Her geçen yıl dünya arenasındaki bilinirliğini ve güvenirliğini daha da sağlamlaştıran makine imalat sektörü, karşılaştığı zorluklara ve özellikle Avrupalı rakiplerinin daha korumacı kanunlarla üretim yapabilmeleri nedeniyle zaman zaman zor durumda kalabiliyor. Ancak söz konusu zorluklar rağmen, makine imalat sektörünün her bir oyuncusu, yeni bir hikaye yazmak için büyük çaba gösteriyor, dünyayı yakalamaya çalışıyor. Makine imalat sektörünün Uzak Doğudan kaliteli ve batıdan hesaplı imajından sıyrılıp gerek ürün gerekse satış sonrası desteği ile müşteri beklentilerini en üst düzeyde karşılayan bir konumda anılmak üzere çalışmalarını sürdürdüğünü söyleyen MAKFED Başkanı Adnan Dalgakıran; “Makine alanında gelişmiş çoğu ülkede görüldüğü üzere firmalar, müşterilerini makine satışında uzun vadeli düşük faizli finansal araçlarla destekleyebiliyor. Bu durum, kalite ve fiyat bakımından avantajlı makineleri imal edebilseler dahi uygun finansal çözümlerin olmaması nedeniyle, imalatçı firmaları pazarda savunmasız kılabiliyor. Dolayısıyla Türk Eximbank’ın makine ihracatında müşteri finansmanı enstrümanları yanı sıra Türkiye Kalkınma ve Yatırım Bankası ve kamu bankaları için iç pazarda yerli malı makine yatırımlarında cazip kredilendirme unsurları geliştirilmesini önemli görüyoruz” dedi.

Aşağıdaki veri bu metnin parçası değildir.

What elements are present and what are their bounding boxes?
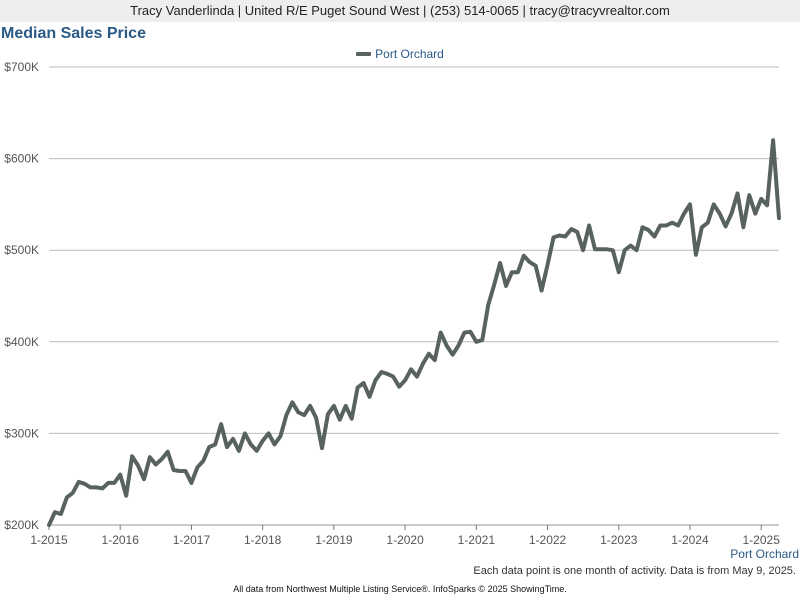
x-tick-label: 1-2023 — [600, 533, 638, 547]
x-tick-label: 1-2020 — [386, 533, 424, 547]
x-tick-label: 1-2015 — [30, 533, 68, 547]
legend-label: Port Orchard — [375, 46, 444, 61]
x-axis-series-label: Port Orchard — [730, 547, 799, 561]
chart-title: Median Sales Price — [1, 25, 146, 42]
series-line-port-orchard[interactable] — [47, 138, 781, 527]
y-tick-label: $600K — [4, 152, 39, 166]
y-tick-label: $500K — [4, 243, 39, 257]
x-tick-label: 1-2018 — [244, 533, 282, 547]
y-tick-label: $400K — [4, 335, 39, 349]
footer-credit: All data from Northwest Multiple Listing… — [233, 584, 567, 594]
legend-swatch — [356, 51, 372, 56]
data-note: Each data point is one month of activity… — [473, 565, 796, 577]
x-tick-label: 1-2021 — [458, 533, 496, 547]
x-tick-label: 1-2025 — [743, 533, 781, 547]
x-tick-label: 1-2016 — [102, 533, 140, 547]
chart-legend[interactable]: Port Orchard — [0, 46, 800, 61]
agent-header: Tracy Vanderlinda | United R/E Puget Sou… — [0, 0, 800, 22]
x-tick-label: 1-2022 — [529, 533, 567, 547]
y-tick-label: $200K — [4, 518, 39, 532]
x-tick-label: 1-2017 — [173, 533, 211, 547]
x-tick-label: 1-2019 — [315, 533, 353, 547]
y-tick-label: $300K — [4, 426, 39, 440]
x-tick-label: 1-2024 — [671, 533, 709, 547]
y-tick-label: $700K — [4, 60, 39, 74]
agent-info-text: Tracy Vanderlinda | United R/E Puget Sou… — [130, 3, 670, 18]
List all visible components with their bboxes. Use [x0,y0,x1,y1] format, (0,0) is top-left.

  • Türkiye’de makine sektörünün mevcut durumu hakkında kısaca bilgi verebilir misiniz?

Makine sektörü dünyada olduğu gibi ülkemizde de KOBİ yoğun bir yapıya sahip. MAKFED’in TÜİK’e dayanarak oluşturduğu verilerine göre; sektör olarak 50 bin üzerinde girişim 440 binin üzerinde doğrudan istihdamla makine imal ediyor ve bunların bakım ve servisini sağlıyoruz. 28 NACE’de Sanayi ve Teknoloji Bakanlığı Sanayi Sicil Belgesine sahip firma sayısı 15 binin üzerinde. Bu firmaların 3 bin kadarı MAKFED derneklerine mensup olup sektör ekonomik hacminin yüzde 80’nini karşılıyor. Ancak buna rağmen sektörde geliştirmeye açık bir ölçek sorunundan bahsetmek mümkün. Sektörümüzün büyüme ivmesi dünya ortalamasının hayli üzerinde ve hatta en önde gelen ülkeler arasında. 2019 yılında dünya genelinde yaşanan ticarette korumacılık ve ticaretteki gerilemeye rağmen makine ihracatı yüzde 15,1 artmıştı. 2020 yılında yaşanan pandemi salgını ile hem küresel mal ticareti hem de Türkiye’nin ihracatı geriledi. Makine ihracatı bu zorlu yılda yüzde 5,6 oranında azaldı. 2022 yılında ise makine ihracatı yüzde 11,3 artarak 25,5 milyar dolara ulaştı. 2021 ve 2022 yıllarında küresel ekonomide hızlı bir toparlanma ve büyüme yaşandı. Pandemi sonrası ortaya çıkan yeni koşullar içinde makine ve teçhizat yatırımlarında yüksek büyümeler gerçekleşti. Türkiye’ye yönelik ilave tedarik talebi de pandemi kuvvetlenerek devam ederken bu gelişmelere bağlı olarak makine ihracatında yüksek bir büyüme sağlandı.

2020 ve 2021 yıllarında ise makine ithalatında da önemli artışlar görüldü. 2020 ve 2021 yıllarında Türkiye’ye yönelik ilave tedarik talebi ile yeni kapasite ihtiyaçları ortaya çıktı. Birçok sektörde yeni ve tevsii yatırımlar hızlandı. Aynı dönemde kamunun uygun yatırım kredileri de makine yatırımlarını ve ithalatını hızlandırdı. Bu gelişmelere bağlı olarak ithalat son yıllarda yeniden hızlı artış gösterdi. 2017 yılında 13,34 milyar dolar ile en yüksek seviyeye çıkan ticaret açığı 2019 yılında 5,21 milyar dolara kadar gerilemişken 2022 yılında gerçekleşen yaklaşık 38 milyar dolar makine ithalatı ile açık 12,45 milyar dolar oldu. Bu dönemde ihracatın ithalatı karşılama oranında ancak yüzde 67,2’ye tutunabildik.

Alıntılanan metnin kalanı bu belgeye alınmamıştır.